Known Limitations & Future Improvements

  • No real-time data β€” The agent can't fetch live stock prices, weather, etc. Adding tool use (web search, API calls) would be a significant upgrade.
  • No conversation threading β€” Each email is processed independently. The agent has recent interaction history but doesn't maintain true conversation threads.
  • No email HTML rendering β€” Replies are plain text only.
  • No auth on HTTP admin β€” The endpoints are open. Add authentication if this becomes public-facing.
  • No rate limiting β€” No protection against flooding.
  • No memory deduplication β€” Same fact can be stored multiple times.
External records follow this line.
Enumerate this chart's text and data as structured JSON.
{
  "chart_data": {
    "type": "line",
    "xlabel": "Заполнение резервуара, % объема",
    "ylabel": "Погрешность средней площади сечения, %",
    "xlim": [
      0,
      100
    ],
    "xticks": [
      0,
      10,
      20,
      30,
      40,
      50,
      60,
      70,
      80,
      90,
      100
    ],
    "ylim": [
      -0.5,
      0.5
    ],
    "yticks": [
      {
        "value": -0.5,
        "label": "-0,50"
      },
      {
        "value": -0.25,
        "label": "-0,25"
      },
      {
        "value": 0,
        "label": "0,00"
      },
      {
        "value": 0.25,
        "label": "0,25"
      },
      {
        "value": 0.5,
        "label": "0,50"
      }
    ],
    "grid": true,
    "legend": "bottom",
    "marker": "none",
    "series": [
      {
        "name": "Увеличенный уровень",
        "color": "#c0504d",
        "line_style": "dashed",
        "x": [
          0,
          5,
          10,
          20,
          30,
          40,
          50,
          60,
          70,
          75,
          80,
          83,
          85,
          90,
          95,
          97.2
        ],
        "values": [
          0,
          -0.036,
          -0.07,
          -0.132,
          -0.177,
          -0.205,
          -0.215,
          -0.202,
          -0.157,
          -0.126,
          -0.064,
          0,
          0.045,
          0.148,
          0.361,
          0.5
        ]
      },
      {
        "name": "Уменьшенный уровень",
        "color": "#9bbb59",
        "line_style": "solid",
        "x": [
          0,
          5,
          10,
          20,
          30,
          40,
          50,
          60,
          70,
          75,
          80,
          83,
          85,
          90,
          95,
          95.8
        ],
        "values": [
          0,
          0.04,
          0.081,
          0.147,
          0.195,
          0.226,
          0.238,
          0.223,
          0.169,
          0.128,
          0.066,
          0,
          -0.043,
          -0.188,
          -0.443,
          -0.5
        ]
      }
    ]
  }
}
Could use semantic similarity to deduplicate.
  • Single Claude model β€” All calls use the same model. Could use a lighter model for scheduling/subject lines.
  • No system prompt reset β€” User can add instructions but can't easily remove or reset them yet. Add "reset my preferences" as a recognized command.

Evolving the System

This agent should grow organically based on usage patterns. When you notice recurring needs:

  1. New entry types need zero code changes β€” just use a new type string in the classifier. The unified model handles it.
  2. Refine classification β€” If the classifier is miscategorizing things, tighten the prompt. Log examples of misclassifications.
  3. New link relationships β€” If new relationships emerge between entries, add relationship types to entry_links.
  4. Proactive suggestions β€” The agent should notice patterns and suggest improvements, like the journal system's "Claude Tasks" concept.
  5. Keep this file updated β€” When the system changes, update CLAUDE.md. This is the source of truth.

Migration

The system was migrated from separate tables (memories, tasks, ideas, interactions) to a unified entries table. The old tables still exist but are no longer used. The /migrate endpoint runs the migration. Old FTS tables (memories_fts, tasks_fts, ideas_fts, interactions_fts) are superseded by entries_fts.